Dort lernt er den langjährigen Freund und Ko-Autor Ralf – Rainer Rygulla und seine spätere Frau Maleen Kramer kennen. Sie heiraten 1964 und bekommen im selben Jahr ihren Sohn Robert. Seit 1962 leben sie in Köln, wo beide an der Pädagogischen Hochschule studieren, Brinkmann kann die Begabtensonderprüfung ablegen. Das Familienleben gestaltet sich wohl sehr schwierig, die kleine Familie lebt oft am Rande des Existenzminimums, weil Brinkmann eine berufliche Tätigkeit ablehnt. Und mit seinen literarischen Arbeiten kann er den Unterhalt zu keiner Zeit sichern. Immer wieder muss er seine Büchersammlung verkaufen und notiert die bange Frage: „Wie soll das alles weitergehen?“ Ab 1965 hält er sich mehrmals in London auf, bekommt Stipendien wie das sehr gut dotierte Stipendium der „Deutschen Akademie Villa Massimo“, das ihn 1972 für ein Jahr nach Rom führt. Beim letzten großen Auslandsaufenthalt ist er 1974 zu Gast am „German Department“ der Universität Austin, Texas. Ein für sein Nachleben wichtiger Auftritt gelingt beim renommierten „International Poetry Festival“ im April 1975 in Cambridge, England. Auf der Rückreise wird Brinkmann in London am 23. April 1975 von einem Auto überfahren.
„Schreiben ist Intensität“
Ihm war nicht zu helfen. In seinem kurzen Leben schuf er unter enormem Druck einige größere Werke. Schon in der Schulzeit wird von seinen Fähigkeiten berichtet. Die Schüler des „Gymnasium Antonianum“ trafen sich regelmäßig an Sonntagen, um ihre Texte vorzutragen oder kleine Vorträge zu halten. Dort sprach Brinkmann über den Existentialismus, über Gottfried Benn oder Arthur Rimbaud und rezitierte Gedichte von Rainer Maria Rilke oder Ezra Pound. Das Protokollbuch der „Rhetorika Vechtensis“ dokumentiert in kurzen Zusammenfassungen den Verlauf der Gespräche, aber auch Vorfälle, wie die mehrfach an Brinkmann ausgesprochenen Strafen für sein unbotmäßiges Verhalten. Er spielt bei Theateraufführungen mit, einmal in der Hauptrolle in Wolfgang Borcherts „Draußen vor der Tür“. Natürlich schreibt er auch Gedichte und widmet sie seinen Jugendlieben.
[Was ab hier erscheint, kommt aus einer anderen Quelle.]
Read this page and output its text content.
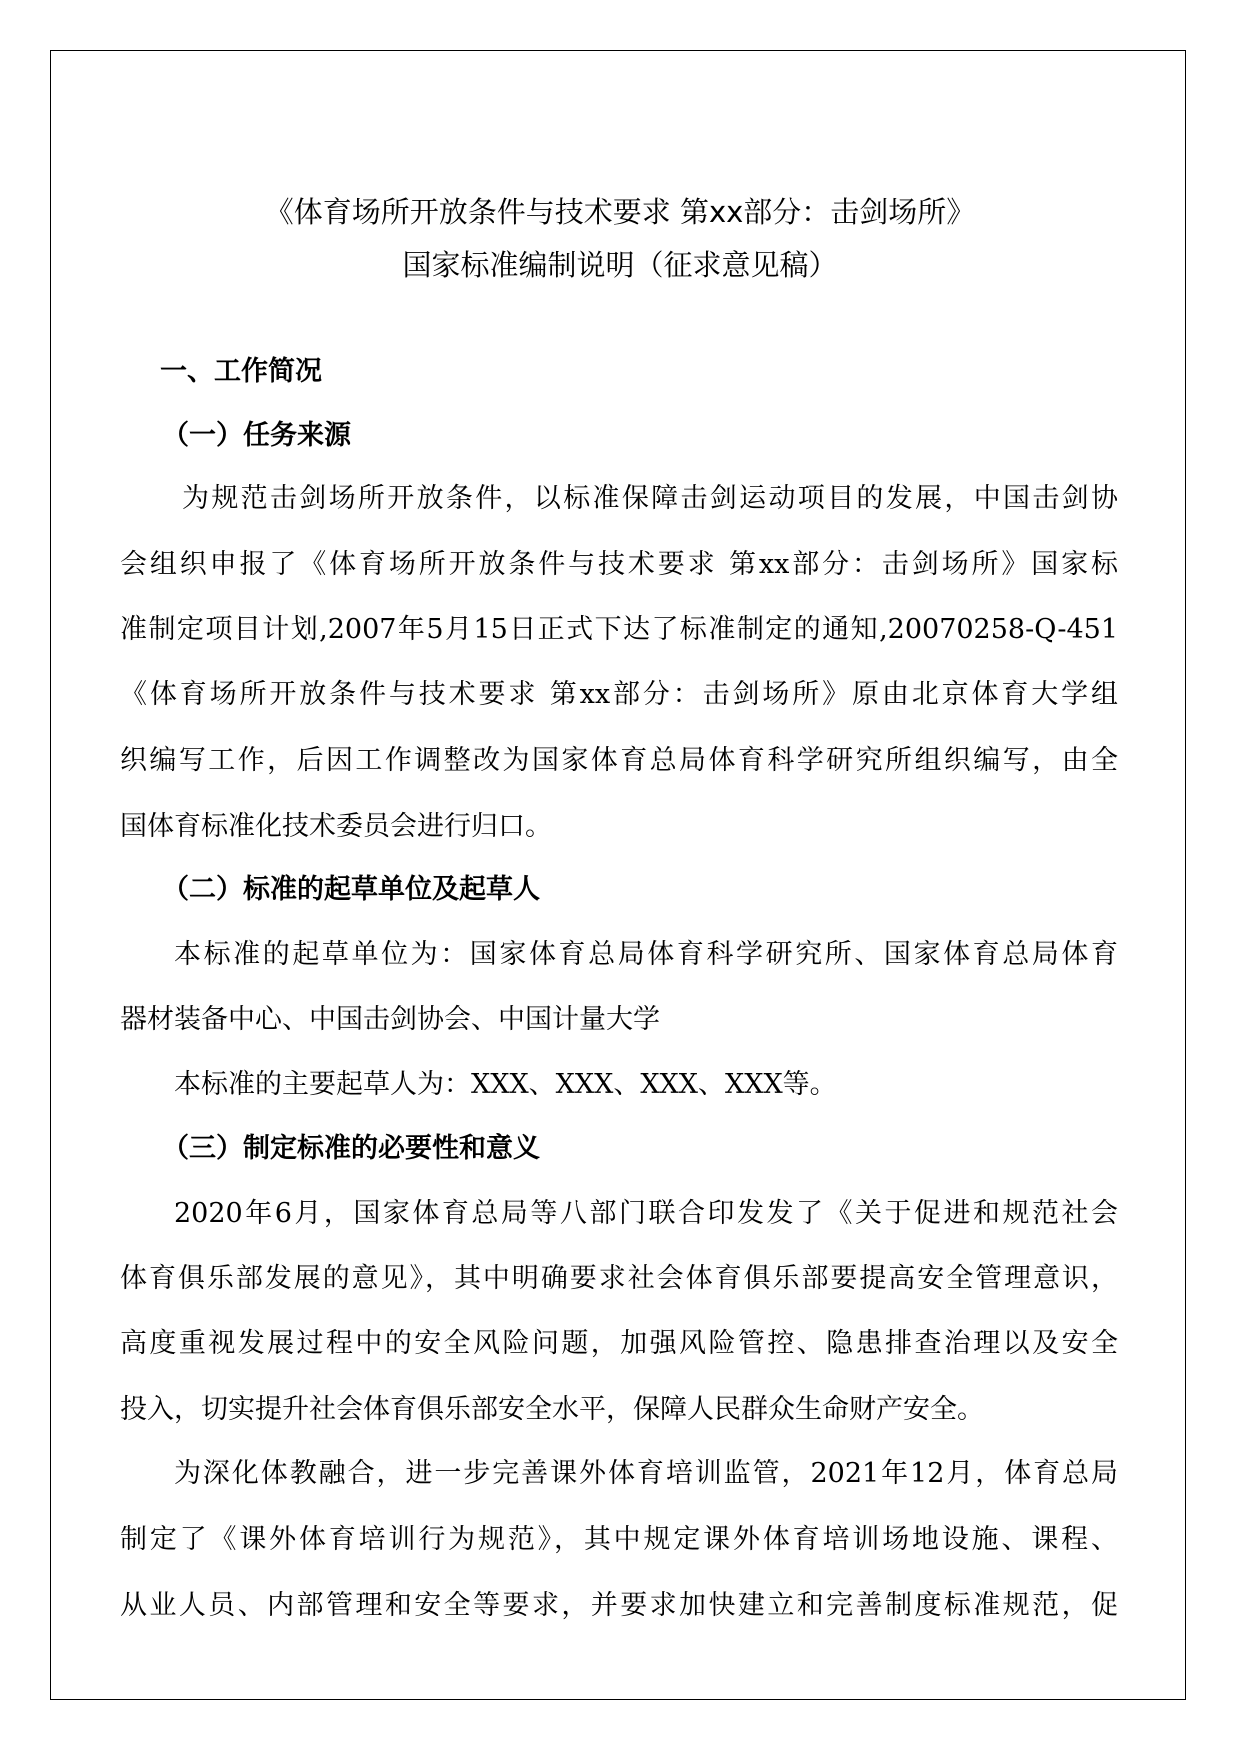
《体育场所开放条件与技术要求 第xx部分：击剑场所》
国家标准编制说明（征求意见稿）
一、工作简况
（一）任务来源
为规范击剑场所开放条件，以标准保障击剑运动项目的发展，中国击剑协
会组织申报了《体育场所开放条件与技术要求 第xx部分：击剑场所》国家标
准制定项目计划,2007年5月15日正式下达了标准制定的通知,20070258-Q-451
《体育场所开放条件与技术要求 第xx部分：击剑场所》原由北京体育大学组
织编写工作，后因工作调整改为国家体育总局体育科学研究所组织编写，由全
国体育标准化技术委员会进行归口。
（二）标准的起草单位及起草人
本标准的起草单位为：国家体育总局体育科学研究所、国家体育总局体育
器材装备中心、中国击剑协会、中国计量大学
本标准的主要起草人为：XXX、XXX、XXX、XXX等。
（三）制定标准的必要性和意义
2020年6月，国家体育总局等八部门联合印发发了《关于促进和规范社会
体育俱乐部发展的意见》，其中明确要求社会体育俱乐部要提高安全管理意识，
高度重视发展过程中的安全风险问题，加强风险管控、隐患排查治理以及安全
投入，切实提升社会体育俱乐部安全水平，保障人民群众生命财产安全。
为深化体教融合，进一步完善课外体育培训监管，2021年12月，体育总局
制定了《课外体育培训行为规范》，其中规定课外体育培训场地设施、课程、
从业人员、内部管理和安全等要求，并要求加快建立和完善制度标准规范，促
Seine Veröffentlichungen zu Lebzeiten sind nicht sehr zahlreich. Neben ersten Einzelpublikationen in Zeitschriften und Anthologien seit 1960 folgen mehrere schmale Gedichtbände, dann 1965, mit größerem Erfolg, die Erzählungen in „Die Umarmung“ und im Jahr darauf die Prosatexte in „Raupenbahn“, bevor er mit dem Roman „Keiner weiß mehr“ 1968 den ersten großen Erfolg feiern kann. Die Bindung an den Verlag Kiepenheuer in Köln blieb lange erhalten, auch wenn die Anthologie „Acid“ mit der neuen amerikanischen Literatur im legendären März Verlag erschien. In den letzten Jahren folgte der Wechsel zu Rowohlt, wo der letzte Band „Westwärts 1&2“ im Todesjahr in gekürzter Form herauskam und wo seither alle Bände betreut werden.
Seit 2005 besitzt die Vechtaer Bibliothek 300 Blatt der frühen Gedichte und 250 Blatt Prosa, die der mittlerweile verstorbene ehemalige Schulfreund Peter Hackmann aus der gemeinsamen Kölner Wohnung gerettet hat. Der Bestand, im vergangenen Jahr in einer Dissertation erschlossen, zeigt die Einflüsse aus der zeitgenössischen Moderne.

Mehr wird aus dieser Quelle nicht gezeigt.